Another Blow for Asthma Sufferers
WebMD News Archive
May 10, 2000 (Toronto) -- If you have asthma and smoke, you have another
reason to stop. People with asthma who have never smoked have a higher
risk of getting lung cancer than the general population, and those who also
smoke have an even higher risk, according to a review of research presented
here at a meeting of the American Thoracic Society.
This finding should not cause panic among asthma patients, though, lead
researcher Alfredo A. Santillan, MD, tells WebMD. "Asthma is a risk factor
for lung cancer. [H]owever, only a small fraction of asthmatics are prone to
develop lung cancer because of asthma," says Santillan, noting that the
increased risk, almost two times above the general population, is still
relatively low. "Those who are current smokers probably are at higher risk
and should avoid cigarette smoking."
Asthma patients who were former smokers were more than two times more likely
to get the disease. Santillan is a research physician in the medical school at
the Institute of Advanced Studies in Monterrey, Mexico.
Prior research has identified links between other types of noncancerous lung
disease, such as emphysema and chronic bronchitis. Because the association
between asthma and the risk of lung cancer has not been proven, Santillan and
co-authors at Massachusetts General Hospital in Boston reviewed the studies
completed up to this point to see if they could reach a conclusion.

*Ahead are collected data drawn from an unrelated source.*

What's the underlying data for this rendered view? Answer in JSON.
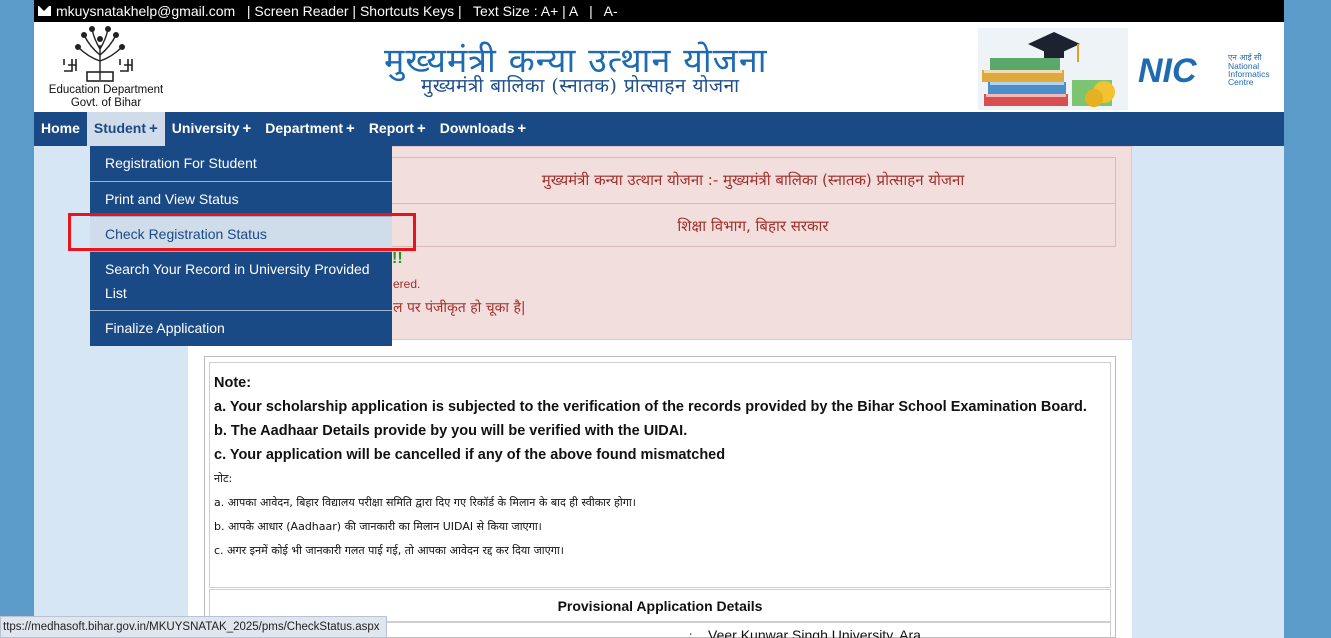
{
  "topbar": {
    "email": "mkuysnatakhelp@gmail.com",
    "links_text": "   | Screen Reader | Shortcuts Keys |   Text Size : A+ | A   |   A-"
  },
  "header": {
    "dept_line1": "Education Department",
    "dept_line2": "Govt. of Bihar",
    "title_main": "मुख्यमंत्री कन्या उत्थान योजना",
    "title_sub": "मुख्यमंत्री बालिका (स्नातक) प्रोत्साहन योजना",
    "nic_hindi": "एन आई सी",
    "nic_line1": "National",
    "nic_line2": "Informatics",
    "nic_line3": "Centre"
  },
  "nav": {
    "items": [
      {
        "label": "Home",
        "plus": ""
      },
      {
        "label": "Student",
        "plus": "+"
      },
      {
        "label": "University",
        "plus": "+"
      },
      {
        "label": "Department",
        "plus": "+"
      },
      {
        "label": "Report",
        "plus": "+"
      },
      {
        "label": "Downloads",
        "plus": "+"
      }
    ]
  },
  "dropdown": {
    "items": [
      {
        "label": "Registration For Student"
      },
      {
        "label": "Print and View Status"
      },
      {
        "label": "Check Registration Status"
      },
      {
        "label": "Search Your Record in University Provided List"
      },
      {
        "label": "Finalize Application"
      }
    ]
  },
  "banner": {
    "row1": "मुख्यमंत्री कन्या उत्थान योजना :- मुख्यमंत्री बालिका (स्नातक) प्रोत्साहन योजना",
    "row2": "शिक्षा विभाग, बिहार सरकार",
    "exclaim": "!!",
    "ered": "ered.",
    "hindi_registered": "ल पर पंजीकृत हो चूका है|"
  },
  "note": {
    "heading": "Note:",
    "a": "a. Your scholarship application is subjected to the verification of the records provided by the Bihar School Examination Board.",
    "b": "b. The Aadhaar Details provide by you will be verified with the UIDAI.",
    "c": "c. Your application will be cancelled if any of the above found mismatched",
    "hindi_heading": "नोट:",
    "hindi_a": "a. आपका आवेदन, बिहार विद्यालय परीक्षा समिति द्वारा दिए गए रिकॉर्ड के मिलान के बाद ही स्वीकार होगा।",
    "hindi_b": "b. आपके आधार (Aadhaar) की जानकारी का मिलान UIDAI से किया जाएगा।",
    "hindi_c": "c. अगर इनमें कोई भी जानकारी गलत पाई गई, तो आपका आवेदन रद्द कर दिया जाएगा।"
  },
  "provisional": {
    "heading": "Provisional Application Details",
    "colon": ":",
    "university_value": "Veer Kunwar Singh University, Ara"
  },
  "statusbar": {
    "url": "ttps://medhasoft.bihar.gov.in/MKUYSNATAK_2025/pms/CheckStatus.aspx"
  }
}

And reach a conclusion they did, Santillan tells WebMD. He says that even
when the analysis was limited to people who had never smoked, the data
suggested a direct relation between asthma and lung cancer.
Investigators have yet to determine why asthma would make individuals more
susceptible to lung cancer. The most likely explanation, Santillan says, may be
the way that several facets of asthma interact with the environment. These
include impaired lung function, chronic inflammation of the airways, and
alterations in the immune system, which fights off disease. Therefore, they may
be more vulnerable to cancer-causing agents, found in second-hand smoke, the
by-products of heating and cooking, and air pollution, and substances such as
asbestos and arsenic that could be encountered in certain jobs.
"[T]he most important [finding] derived from this study is that
asthmatics should avoid smoking cigarettes," Santillan tells WebMD.
"Despite the ? impairment observed in asthma, asthmatics still continue to
smoke," at a rate of approximately 20% to 60%. Therefore, the risk of lung
cancer among asthma patients is high because of asthma, because of smoking, and
because of both factors combined, he says.